Never has it been more evident than this past week, when the dominoes didn't just fall, they exploded. Domino dynamics dynamited.
Bombshells were dropped, but, really, how much damage did they do? They probably did more good than harm.
Surprises, yes.
Lincoln Riley, young (38) and successful, left a primo head coaching job at Oklahoma for USC, a storied program with a bad ending lately.
Then Notre Dame — THE most storied program, with mostly good-as-could-be-expected results lately — lost head coach Brian Kelly, who left for LSU, where many thought Riley was headed.
Let's concentrate on those two, but there have been others — Florida, Washington, Washington State, to name a few, all of them filled now. Others haven't as yet. Miami may even be looking.

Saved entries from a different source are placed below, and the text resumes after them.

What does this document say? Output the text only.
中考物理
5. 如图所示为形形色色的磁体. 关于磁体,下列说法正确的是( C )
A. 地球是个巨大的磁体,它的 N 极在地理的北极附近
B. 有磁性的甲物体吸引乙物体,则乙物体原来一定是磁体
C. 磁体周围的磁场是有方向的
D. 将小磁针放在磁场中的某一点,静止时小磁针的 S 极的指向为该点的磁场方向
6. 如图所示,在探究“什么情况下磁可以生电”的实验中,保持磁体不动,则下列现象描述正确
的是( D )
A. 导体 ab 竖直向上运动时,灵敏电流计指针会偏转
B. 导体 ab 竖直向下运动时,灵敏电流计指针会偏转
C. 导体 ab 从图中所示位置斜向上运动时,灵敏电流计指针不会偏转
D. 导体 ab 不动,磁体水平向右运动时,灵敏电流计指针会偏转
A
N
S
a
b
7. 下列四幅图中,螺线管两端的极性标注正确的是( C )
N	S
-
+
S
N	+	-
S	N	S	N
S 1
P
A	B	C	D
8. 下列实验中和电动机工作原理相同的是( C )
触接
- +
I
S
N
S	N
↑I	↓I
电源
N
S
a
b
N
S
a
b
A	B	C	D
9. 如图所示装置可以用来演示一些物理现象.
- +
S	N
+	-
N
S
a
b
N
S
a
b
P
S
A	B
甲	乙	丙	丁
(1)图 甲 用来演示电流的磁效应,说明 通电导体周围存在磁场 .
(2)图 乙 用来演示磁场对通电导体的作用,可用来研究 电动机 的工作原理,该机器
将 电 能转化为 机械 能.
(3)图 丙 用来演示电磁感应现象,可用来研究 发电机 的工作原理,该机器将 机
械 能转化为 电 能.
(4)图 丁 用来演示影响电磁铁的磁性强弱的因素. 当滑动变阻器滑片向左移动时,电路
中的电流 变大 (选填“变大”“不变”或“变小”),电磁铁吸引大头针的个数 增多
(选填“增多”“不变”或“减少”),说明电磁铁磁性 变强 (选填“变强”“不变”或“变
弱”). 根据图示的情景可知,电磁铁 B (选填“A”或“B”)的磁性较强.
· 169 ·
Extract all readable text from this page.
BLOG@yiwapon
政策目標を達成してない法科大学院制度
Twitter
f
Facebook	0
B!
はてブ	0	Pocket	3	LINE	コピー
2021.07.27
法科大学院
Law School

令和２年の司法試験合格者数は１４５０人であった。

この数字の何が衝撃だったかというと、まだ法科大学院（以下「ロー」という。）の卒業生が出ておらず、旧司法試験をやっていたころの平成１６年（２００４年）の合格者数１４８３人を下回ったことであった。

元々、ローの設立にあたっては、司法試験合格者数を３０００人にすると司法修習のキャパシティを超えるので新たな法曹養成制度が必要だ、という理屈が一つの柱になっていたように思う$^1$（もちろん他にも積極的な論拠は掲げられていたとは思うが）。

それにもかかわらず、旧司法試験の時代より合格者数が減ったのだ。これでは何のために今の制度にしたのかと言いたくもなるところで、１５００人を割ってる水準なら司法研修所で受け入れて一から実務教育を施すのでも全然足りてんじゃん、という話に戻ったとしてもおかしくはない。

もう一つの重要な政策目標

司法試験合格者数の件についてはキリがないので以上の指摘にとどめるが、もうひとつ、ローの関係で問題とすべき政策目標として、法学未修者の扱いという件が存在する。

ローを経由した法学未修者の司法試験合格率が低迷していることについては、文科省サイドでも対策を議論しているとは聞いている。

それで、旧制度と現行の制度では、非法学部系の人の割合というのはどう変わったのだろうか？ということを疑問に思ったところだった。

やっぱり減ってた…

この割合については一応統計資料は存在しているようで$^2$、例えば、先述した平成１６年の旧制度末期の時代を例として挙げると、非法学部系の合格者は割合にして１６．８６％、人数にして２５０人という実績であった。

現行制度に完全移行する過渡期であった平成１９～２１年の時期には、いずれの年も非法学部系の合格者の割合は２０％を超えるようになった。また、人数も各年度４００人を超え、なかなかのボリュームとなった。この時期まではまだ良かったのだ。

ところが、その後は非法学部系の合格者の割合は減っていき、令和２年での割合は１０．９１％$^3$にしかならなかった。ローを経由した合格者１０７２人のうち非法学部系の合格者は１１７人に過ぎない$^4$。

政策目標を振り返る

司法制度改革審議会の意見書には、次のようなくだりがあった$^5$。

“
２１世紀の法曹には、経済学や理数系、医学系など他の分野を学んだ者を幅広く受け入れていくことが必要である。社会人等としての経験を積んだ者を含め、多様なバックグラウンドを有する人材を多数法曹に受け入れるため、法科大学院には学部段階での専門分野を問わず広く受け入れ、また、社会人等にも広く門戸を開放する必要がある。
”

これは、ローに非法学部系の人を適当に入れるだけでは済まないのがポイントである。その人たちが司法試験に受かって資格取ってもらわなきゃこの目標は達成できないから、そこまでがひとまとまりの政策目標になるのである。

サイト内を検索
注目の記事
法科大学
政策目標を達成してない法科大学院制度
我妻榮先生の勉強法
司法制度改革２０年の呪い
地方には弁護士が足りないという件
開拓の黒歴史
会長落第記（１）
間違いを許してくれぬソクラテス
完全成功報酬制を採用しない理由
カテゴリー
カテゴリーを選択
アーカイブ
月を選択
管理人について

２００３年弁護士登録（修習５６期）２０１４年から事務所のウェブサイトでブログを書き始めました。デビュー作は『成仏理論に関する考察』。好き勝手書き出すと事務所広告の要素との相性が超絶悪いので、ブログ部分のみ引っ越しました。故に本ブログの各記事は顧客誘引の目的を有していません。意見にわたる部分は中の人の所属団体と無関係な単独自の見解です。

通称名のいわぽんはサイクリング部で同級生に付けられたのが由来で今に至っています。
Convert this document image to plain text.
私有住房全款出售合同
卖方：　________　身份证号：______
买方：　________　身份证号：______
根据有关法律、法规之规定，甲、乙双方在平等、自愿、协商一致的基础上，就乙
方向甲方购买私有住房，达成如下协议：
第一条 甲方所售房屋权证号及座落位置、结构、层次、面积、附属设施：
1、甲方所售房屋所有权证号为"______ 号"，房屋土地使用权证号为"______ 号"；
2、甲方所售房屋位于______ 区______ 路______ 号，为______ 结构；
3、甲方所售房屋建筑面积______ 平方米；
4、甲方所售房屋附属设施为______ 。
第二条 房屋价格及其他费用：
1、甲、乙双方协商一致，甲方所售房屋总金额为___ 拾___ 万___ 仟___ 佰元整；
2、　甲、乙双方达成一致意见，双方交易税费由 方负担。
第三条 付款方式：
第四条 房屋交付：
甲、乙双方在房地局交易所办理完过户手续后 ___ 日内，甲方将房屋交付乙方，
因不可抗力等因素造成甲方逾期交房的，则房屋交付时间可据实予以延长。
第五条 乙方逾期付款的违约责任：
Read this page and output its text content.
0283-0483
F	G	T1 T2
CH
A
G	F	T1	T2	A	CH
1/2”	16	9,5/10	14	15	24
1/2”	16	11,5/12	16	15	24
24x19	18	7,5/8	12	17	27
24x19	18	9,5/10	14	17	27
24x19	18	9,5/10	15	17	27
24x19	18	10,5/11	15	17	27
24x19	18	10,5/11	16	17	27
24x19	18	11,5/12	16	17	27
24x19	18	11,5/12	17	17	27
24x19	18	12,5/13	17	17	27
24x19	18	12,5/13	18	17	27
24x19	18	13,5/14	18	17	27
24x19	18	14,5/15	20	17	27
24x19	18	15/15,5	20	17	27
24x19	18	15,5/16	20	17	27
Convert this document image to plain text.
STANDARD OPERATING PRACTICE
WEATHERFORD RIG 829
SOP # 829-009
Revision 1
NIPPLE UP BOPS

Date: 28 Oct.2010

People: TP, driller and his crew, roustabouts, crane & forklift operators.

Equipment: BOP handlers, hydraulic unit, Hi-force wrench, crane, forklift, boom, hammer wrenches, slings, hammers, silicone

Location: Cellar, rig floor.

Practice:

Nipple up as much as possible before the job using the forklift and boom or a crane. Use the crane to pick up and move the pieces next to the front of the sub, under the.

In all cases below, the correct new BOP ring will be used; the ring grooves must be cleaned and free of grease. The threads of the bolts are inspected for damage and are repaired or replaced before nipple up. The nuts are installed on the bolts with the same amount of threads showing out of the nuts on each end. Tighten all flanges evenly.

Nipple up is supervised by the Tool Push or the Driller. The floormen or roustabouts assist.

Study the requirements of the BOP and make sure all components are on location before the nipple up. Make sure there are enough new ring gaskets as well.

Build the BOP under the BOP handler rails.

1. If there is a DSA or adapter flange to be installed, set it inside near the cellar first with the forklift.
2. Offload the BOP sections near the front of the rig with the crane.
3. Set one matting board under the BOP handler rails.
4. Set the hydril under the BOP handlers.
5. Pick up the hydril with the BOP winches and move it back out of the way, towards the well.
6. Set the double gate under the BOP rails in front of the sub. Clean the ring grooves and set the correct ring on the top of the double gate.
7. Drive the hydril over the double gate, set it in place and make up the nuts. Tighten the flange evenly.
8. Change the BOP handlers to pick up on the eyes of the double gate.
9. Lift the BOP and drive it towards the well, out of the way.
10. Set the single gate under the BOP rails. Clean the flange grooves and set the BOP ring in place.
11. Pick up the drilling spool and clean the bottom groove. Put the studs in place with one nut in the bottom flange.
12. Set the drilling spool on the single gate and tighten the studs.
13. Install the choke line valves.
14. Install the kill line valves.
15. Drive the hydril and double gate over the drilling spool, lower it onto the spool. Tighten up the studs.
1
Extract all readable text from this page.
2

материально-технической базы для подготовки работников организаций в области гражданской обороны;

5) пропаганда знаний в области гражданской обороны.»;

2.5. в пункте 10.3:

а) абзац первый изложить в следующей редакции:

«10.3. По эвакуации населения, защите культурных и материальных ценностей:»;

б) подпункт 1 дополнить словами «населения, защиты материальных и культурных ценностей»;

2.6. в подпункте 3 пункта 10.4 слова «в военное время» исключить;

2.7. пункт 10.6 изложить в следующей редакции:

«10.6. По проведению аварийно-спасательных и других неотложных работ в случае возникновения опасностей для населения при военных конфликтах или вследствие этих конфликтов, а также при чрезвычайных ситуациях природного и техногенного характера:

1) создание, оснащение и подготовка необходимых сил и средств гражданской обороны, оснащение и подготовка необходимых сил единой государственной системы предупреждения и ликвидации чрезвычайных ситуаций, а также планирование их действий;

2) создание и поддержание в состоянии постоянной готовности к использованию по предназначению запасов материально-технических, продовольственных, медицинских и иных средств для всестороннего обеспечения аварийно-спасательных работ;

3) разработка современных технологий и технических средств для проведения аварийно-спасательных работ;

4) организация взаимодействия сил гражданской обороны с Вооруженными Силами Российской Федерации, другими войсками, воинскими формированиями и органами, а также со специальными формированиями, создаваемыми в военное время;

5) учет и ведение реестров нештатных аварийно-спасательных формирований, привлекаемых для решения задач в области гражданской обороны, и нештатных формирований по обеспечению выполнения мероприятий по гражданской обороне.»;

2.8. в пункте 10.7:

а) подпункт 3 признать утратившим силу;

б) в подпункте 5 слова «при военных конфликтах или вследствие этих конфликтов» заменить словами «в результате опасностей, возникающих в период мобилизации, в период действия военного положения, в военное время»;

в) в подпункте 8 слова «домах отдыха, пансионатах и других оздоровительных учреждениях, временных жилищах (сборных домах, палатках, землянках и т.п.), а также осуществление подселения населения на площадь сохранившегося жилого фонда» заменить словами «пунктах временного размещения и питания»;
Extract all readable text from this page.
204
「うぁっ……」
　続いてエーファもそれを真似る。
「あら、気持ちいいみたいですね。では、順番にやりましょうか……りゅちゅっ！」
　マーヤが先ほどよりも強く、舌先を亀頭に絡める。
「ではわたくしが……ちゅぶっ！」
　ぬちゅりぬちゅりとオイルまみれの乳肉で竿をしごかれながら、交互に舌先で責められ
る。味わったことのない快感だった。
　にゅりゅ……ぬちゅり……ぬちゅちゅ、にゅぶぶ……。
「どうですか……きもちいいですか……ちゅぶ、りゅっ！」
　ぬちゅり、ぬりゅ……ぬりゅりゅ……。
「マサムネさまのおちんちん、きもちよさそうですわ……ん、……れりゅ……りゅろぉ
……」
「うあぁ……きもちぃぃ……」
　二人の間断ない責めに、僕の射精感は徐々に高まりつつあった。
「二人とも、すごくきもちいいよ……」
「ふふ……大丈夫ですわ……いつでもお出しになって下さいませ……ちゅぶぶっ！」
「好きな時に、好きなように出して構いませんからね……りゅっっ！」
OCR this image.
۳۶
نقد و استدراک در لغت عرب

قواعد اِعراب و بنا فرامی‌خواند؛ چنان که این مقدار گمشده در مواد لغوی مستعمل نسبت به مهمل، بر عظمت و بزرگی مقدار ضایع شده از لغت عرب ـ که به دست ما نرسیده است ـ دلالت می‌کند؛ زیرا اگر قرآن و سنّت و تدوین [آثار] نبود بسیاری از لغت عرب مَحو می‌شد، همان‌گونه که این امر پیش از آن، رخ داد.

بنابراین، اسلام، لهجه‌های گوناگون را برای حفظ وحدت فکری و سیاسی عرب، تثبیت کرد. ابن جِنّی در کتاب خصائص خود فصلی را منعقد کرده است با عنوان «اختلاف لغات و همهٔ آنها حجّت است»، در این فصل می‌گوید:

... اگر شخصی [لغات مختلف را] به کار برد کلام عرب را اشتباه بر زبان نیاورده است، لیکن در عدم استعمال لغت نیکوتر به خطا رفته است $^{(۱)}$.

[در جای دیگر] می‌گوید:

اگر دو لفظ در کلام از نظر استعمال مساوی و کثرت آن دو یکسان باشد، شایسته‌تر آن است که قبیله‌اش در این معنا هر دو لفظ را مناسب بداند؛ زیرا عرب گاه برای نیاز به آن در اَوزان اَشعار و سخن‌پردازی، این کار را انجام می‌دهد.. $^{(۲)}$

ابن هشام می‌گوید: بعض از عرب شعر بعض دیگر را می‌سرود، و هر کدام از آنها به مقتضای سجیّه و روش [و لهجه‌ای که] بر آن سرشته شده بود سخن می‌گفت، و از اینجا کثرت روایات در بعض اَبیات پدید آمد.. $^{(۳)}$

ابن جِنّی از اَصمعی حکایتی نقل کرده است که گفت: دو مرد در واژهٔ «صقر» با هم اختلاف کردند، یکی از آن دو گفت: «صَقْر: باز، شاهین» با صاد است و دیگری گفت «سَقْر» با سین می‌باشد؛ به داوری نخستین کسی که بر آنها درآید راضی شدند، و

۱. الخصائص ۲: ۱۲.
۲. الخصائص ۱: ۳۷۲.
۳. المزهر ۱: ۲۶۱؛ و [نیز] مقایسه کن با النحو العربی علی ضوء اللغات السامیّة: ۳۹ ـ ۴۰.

Is it all about hundreds of millions of George Washingtons? Of course dough is a big part of it, but in the curious cases of Riley and Kelly, there's more to it.
Reports are sketchy, but safe to say Riley has been given Hope and Crosby money and property. But he was extremely well paid in Norman and could have gotten much more.
Lincoln knows SC has been a monster in hibernation since the Reggie Bush craziness — when Pete Carroll, toast of L.A., bailed out like DB Cooper — and couldn't get out of harm's way with Lane Kiffin, Ed Orgeron, Steve Sarkisian and especially Clay Helton, who couldn't bring in top recruits in an area where there are so many you trip over them on Hollywood Blvd.
Riley already is receiving verbals from five-star players who decommitted from Oklahoma. There will be more. Under the new rules, Trojans players may soon be starring in the Hollywood remake of "Helen of Troy."
Plus, Oklahoma is headed for the SEC, and should be successful, but it's not the football-impaired Pac-12 (Utah — Utah! — is going to the Rose Bowl), where there's an infinitely better chance for USC to be loaded and get back on the grid. I have no idea what the hell Helton was doing.
As for Kelly, 60, he realizes he has a much better chance of winning a national championship at a place like LSU than Notre Dame, which has become more academic factory than football manufacturer while still managing very well — but not quite good enough — on the field.
Fans have to get over it. Oklahoma and Notre Dame are going to be just fine. The Irish already have hired their very popular defensive coordinator Marcus Freeman. The Sooners aren't bringing in a stiff.
If the new coaches don't work out, they'll get a lovely green parachute and land softly somewhere else.
What made this so unique was so many top jobs coming open at once. Remember, football coaches are beyond different breeds of cats. But at least most of them know that, if they can't recruit good players, they're not winning.
And if they're not winning, they're packing.